Beware the 'P' word
Yesterday was a day out of the office. The other Neil and I were at briefings with the VP of Product Development of an ESB company and then the President/CEO of a service-oriented management company. Whilst the focus of their employers' respective offerings is clearly different, there was one theme that came across loud and clear in their respective pitches: policy.
Unsurprisingly - these were SOA-related briefings after all - interoperability and standards support were equally strong themes and, more specifically in this regard,
WS-Policy. They were both describing the use of WS-Policy to define operational requirements - security, load balancing, transformation etc. - which can be enforced by their own solutions and other components of the SOA infrastructure.
Once back here in
The Fens, I began trawling through the list of unread blog posts when I came across
this from Ian Glazer at
Trusted Network Technologies (via the very useful
Planet Identity feed - thanks
Pat). Ian calls out
a post from
Sara Gates', Sun's VP of Identity Management reflecting on the recent
RSA Conference calling for a moratorium on the use of the 'p' word because:
It’s become a bad word in that the word “policy” in the technology arena has so many meanings that it has actually become meaningless. “Policy” means a lot of things, all of them ultimately in a business, and often, security context. A policy can be on data protection, a policy can be on access control in the platform or application, a policy can be in a dusty three-ring binder that no one ever uses, a policy can be made in response to a law or regulation
Ian goes on to say that
The Identity lexicon is a strange one. We use words that have multiple meanings. We use terms to hide the realities of market segments. Policy is definitely high on the list of overused and under-defined terms.

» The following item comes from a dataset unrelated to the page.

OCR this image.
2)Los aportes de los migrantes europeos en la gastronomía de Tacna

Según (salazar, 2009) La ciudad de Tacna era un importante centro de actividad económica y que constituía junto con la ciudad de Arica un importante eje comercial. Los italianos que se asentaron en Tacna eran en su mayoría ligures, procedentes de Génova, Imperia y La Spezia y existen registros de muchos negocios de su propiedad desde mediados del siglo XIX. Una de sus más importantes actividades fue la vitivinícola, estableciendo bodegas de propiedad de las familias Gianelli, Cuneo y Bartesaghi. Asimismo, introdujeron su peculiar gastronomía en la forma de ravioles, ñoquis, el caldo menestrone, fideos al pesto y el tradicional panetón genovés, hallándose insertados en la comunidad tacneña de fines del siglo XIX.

and cites as evidence the proliferation of policy management interfaces within identity management solutions:
I spent last week asking a variety of vendors how many different policy management interfaces they have for their products. I think the average for a decent sized identity management vendor is around 5. (One vendor told me of over 10 different policy management interfaces for their suite of products.) Customers are being overwhelmed with different policy tools. Multiple policy management interfaces from multiple vendors.
Don't get me wrong. Here at MWD we are strong advocates of policy-based approaches, as anybody who is familiar with our views on
SOA will be aware:
By encouraging openness, flexibility and reuse, a service-oriented approach guarantees that we cannot know in advance which consumers might request which services. We cannot know what kinds of obligations might need to be fulfilled, until a request is made. The way to handle this uncertainty, which is sure to arise as service portfolios expand and become more complex, is to use the design concept of “policy” to dictate the conditions which must exist for the contract between a consumer and a provider to be fulfilled.
As IT organisations strive to break down the application and infrastructure stovepipes which are constraining their businesses and move towards a distributed, virtualised, heterogeneous architecture, their ability to define business-meaningful policies which can be enforced consistently throughout the fabric of the
'next-generation data centre' will be critical. I agree completely with Sara when she says:
How about a moratorium on the “P” word unless it is modified with a precise, readable explanation of what we mean?
I would go further to add 'consistent' to her list of adjectives. Customers are currently suffering from a case of policy overload. Vendors operating across broad swathes of the technology landscape - application lifecycle management, information lifecycle management, IT governance, IT service management, service infrastructure etc etc - are promoting policy-based approaches. But can they interoperate? Ahh - but surely that's where WS-Policy comes in.
Let's be clear. First of all, WS-Policy has not been submitted to a standards body.
Secondly, as the authors (BEA, IBM, Microsoft, SAP, Sonic and VeriSign)
point out:
WS-Policy provides a general purpose model and syntax to describe and communicate the policies of a Web service.
The Web Services Policy Framework (WS-Policy) provides a general purpose model and corresponding syntax to describe and communicate the policies of a Web service. WS-Policy defines a base set of constructs that can be used and extended by other Web services specifications to describe a broad range of service requirements, preferences, and capabilities.
The key phrases here are "general purpose" and "can be used and extended by other specifications to describe a broad range of service requirements, preferences, and capabilities" (WS-SecurityPolicy is one example of such an extension, focussed on policy assertions for web services security). In other words, WS-Policy does not deal with semantics: it provides a framework within which those semantics can be defined. Support for WS-Policy provides no guarantee that the way one vendor defines a particular policy can be interpreted and enforced effectively by another. That will require agreement on semantics. It's not going to be easy! It will require the participation and cooperation of vendors of all shapes and sizes. Vendors, moreover, who are going to have to relinquish the control that ownership of policy definition can provide.
We will certainly continue to highlight this issue in our discussions with vendors but I am not naive enough to believe that the opinions of analysts carry the same weight as those of customers and prospects holding IT budgets. I am hopeful that as the 'p' word is raised in vendor pitches some tough questioning ensues.